The Mudcat Café TM
Thread #41161   Message #2088434
Posted By: GUEST,Jim Carroll
27-Jun-07 - 02:58 PM
Thread Name: Which Irish Troubles Songs are Offensive
Subject: RE: Which Irish Troubles Songs are Offensive
Back to the songs,
As far as our work was concerned, it was sometimes difficult to remember that some of the singers we were recording in West Clare were singing about incidents that had taken place in their lifetimes. A number of them would have been in their twenties at the time that the burning and looting of Miltown Malbay, Lahinch and Ennistymon by the Black and Tans took place. This included the murder of several townspeople. Several people we knew witnessed the incident on St. John's Eve when the locals of Miltown were machine-gunned by 'Tans' when they lit the traditional bonfire in the main street. We recorded a singer who knew Micho MacNamara (of Mac and Shanahan fame) who was arrested, tortured and beaten to death by Black and Tans along with his neighbour Michael Shanahan.
We recorded the story from a man who told us of how he was stopped, and searched by two 'Tans' in Miltown, and when they failed to find anything incriminating, they released him. As he was walking away they shot him, wounding him in the side of the head - he still had the scar.

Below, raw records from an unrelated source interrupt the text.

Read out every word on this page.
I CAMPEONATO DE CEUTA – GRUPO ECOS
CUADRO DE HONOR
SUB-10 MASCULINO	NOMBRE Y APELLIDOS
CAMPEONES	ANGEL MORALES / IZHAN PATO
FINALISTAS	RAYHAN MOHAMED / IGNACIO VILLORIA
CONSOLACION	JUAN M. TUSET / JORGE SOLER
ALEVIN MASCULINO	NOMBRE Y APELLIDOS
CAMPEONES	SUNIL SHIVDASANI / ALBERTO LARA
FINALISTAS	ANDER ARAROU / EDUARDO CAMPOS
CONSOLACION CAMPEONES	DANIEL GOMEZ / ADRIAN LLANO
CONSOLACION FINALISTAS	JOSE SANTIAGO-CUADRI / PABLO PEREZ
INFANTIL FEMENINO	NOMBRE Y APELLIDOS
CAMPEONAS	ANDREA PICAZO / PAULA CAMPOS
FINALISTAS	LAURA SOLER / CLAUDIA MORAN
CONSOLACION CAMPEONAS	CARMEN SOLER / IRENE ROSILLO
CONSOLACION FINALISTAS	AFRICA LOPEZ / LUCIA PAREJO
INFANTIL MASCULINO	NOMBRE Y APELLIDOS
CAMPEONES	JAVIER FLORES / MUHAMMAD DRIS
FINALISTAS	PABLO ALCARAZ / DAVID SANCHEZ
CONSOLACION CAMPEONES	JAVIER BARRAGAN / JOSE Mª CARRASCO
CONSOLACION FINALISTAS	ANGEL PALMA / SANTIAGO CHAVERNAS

The elderly lady who ran the bar in Kilshanny where we recorded a storyteller, was a nurse in Dublin in 1916 and a witness to the Easter Week Uprising.
It is often quite easy to mistake passion in singing (a commodity found in abundance in traditional singers, but alas, very rare in revival singers) with vindictiveness.
We met a fine example of this when we were recording two elderly brothers in North Clare. To put it in context, this was the time when Catholics refrained from eating meat on a Friday.
We had been welcomed into their home, sung to, fed and watered (or whiskyed) by them, and were preparing to leave when one of them sang us a lovely version of The Manchester Martyrs (which we had not come across before).
At the end of the song he launched into a diatribe about the English; how, when you saluted them on the road, they didn't salute back - he finished off by declaring "They'd eat a horse on a Friday!"
He than sat down and insisted we had another glass of whisky - which, of course, we did.